TRT/MT A 1ª Turma do Tribunal Regional do Trabalho de Mato Grosso (TRT/MT) afastou a incidência da prescrição intercorrente e determinou o prosseguimento da execução contra um casal de Chapada dos Guimarães que submeteu a sobrinha a condições análogas à escravidão por quase dez anos. A decisão beneficia a jovem, submetida a trabalhos domésticos forçados, sem remuneração e em condições degradantes desde a adolescência. Após a morte dos pais, ela passou a viver com a avó e, posteriormente, quando a avó também faleceu, ficou sob a tutela legal dos tios.
Ao atingir a maioridade, chegou a fugir da casa, mas foi encontrada e forçada a retornar à propriedade dos tios. A ação trabalhista foi ajuizada depois que ela foi resgatada, em setembro de 2019, durante fiscalização da Superintendência Regional do Trabalho e Emprego em Mato Grosso.
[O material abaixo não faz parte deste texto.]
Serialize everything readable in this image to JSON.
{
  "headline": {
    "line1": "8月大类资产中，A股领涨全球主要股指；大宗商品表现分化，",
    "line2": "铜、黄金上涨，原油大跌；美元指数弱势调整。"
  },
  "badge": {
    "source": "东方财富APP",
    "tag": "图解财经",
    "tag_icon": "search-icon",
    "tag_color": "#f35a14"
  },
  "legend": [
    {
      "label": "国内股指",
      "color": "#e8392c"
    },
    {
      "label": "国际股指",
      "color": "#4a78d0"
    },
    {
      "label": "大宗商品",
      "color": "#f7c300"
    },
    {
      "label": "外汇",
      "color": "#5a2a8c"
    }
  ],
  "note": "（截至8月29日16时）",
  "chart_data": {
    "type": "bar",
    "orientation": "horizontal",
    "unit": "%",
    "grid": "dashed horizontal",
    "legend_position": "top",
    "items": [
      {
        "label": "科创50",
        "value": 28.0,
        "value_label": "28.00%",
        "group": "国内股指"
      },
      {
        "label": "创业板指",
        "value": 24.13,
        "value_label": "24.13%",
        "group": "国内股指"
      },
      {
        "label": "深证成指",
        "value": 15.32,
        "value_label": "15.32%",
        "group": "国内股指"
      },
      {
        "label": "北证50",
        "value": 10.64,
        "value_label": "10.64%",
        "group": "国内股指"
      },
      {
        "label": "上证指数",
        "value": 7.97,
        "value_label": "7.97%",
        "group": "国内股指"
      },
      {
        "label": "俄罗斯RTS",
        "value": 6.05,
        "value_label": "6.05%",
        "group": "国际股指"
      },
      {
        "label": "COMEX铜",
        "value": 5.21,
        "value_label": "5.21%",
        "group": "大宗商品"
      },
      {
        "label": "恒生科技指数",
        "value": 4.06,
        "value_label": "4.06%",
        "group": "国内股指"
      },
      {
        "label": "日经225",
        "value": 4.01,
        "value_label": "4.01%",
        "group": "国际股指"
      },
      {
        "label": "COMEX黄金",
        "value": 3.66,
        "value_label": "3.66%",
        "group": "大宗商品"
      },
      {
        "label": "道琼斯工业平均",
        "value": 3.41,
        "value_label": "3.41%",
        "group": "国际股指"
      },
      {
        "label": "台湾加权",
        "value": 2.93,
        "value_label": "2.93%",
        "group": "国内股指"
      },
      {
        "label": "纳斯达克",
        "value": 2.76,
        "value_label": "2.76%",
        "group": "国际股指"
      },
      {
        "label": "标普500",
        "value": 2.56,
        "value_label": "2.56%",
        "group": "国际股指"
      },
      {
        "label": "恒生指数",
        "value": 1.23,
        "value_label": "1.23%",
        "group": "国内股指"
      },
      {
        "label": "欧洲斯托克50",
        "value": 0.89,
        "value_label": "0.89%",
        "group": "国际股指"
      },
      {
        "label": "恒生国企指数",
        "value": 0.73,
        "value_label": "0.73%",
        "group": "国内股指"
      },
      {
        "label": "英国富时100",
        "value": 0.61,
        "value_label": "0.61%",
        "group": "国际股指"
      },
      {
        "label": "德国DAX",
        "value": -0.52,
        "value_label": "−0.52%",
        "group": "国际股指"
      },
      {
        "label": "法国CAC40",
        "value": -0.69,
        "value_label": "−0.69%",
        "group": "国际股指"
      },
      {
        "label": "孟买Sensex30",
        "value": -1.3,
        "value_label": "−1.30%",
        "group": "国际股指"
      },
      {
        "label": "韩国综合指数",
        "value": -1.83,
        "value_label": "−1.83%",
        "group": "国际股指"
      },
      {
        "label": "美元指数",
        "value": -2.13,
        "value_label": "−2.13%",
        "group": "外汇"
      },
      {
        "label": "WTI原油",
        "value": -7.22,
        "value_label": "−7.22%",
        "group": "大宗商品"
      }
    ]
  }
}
Ao julgar agravo de petição apresentado pela Defensoria Pública da União (DPU), representante da trabalhadora, os desembargadores concluíram que é imprescritível a execução de créditos do reconhecimento judicial de trabalho análogo à escravidão.
O recurso foi apresentado ao Tribunal contra decisão da 5ª Vara do Trabalho de Cuiabá, que havia declarado a prescrição intercorrente e extinguiu a execução. A DPU sustentou que o processo permaneceu paralisado não por falta de iniciativa da vítima, mas pela inexistência de bens localizados em nome dos executados. A Turma deu provimento ao recurso com base no voto do relator, Paulo Barrionuevo, que acolheu divergência apresentada pelo desembargador Tarcísio Valente.
Ao divergir, o desembargador sustentou que, sob a ótica da Corte Interamericana de Direitos Humanos, a execução em caso de trabalho escravo é um instrumento de reparação integral, não se limitando à aplicação da CLT ou mesmo da Constituição Federal, mas devendo-se fazer o controle de convencionalidade para interpretar a legislação brasileira de acordo com os tratados internacionais de direitos humanos.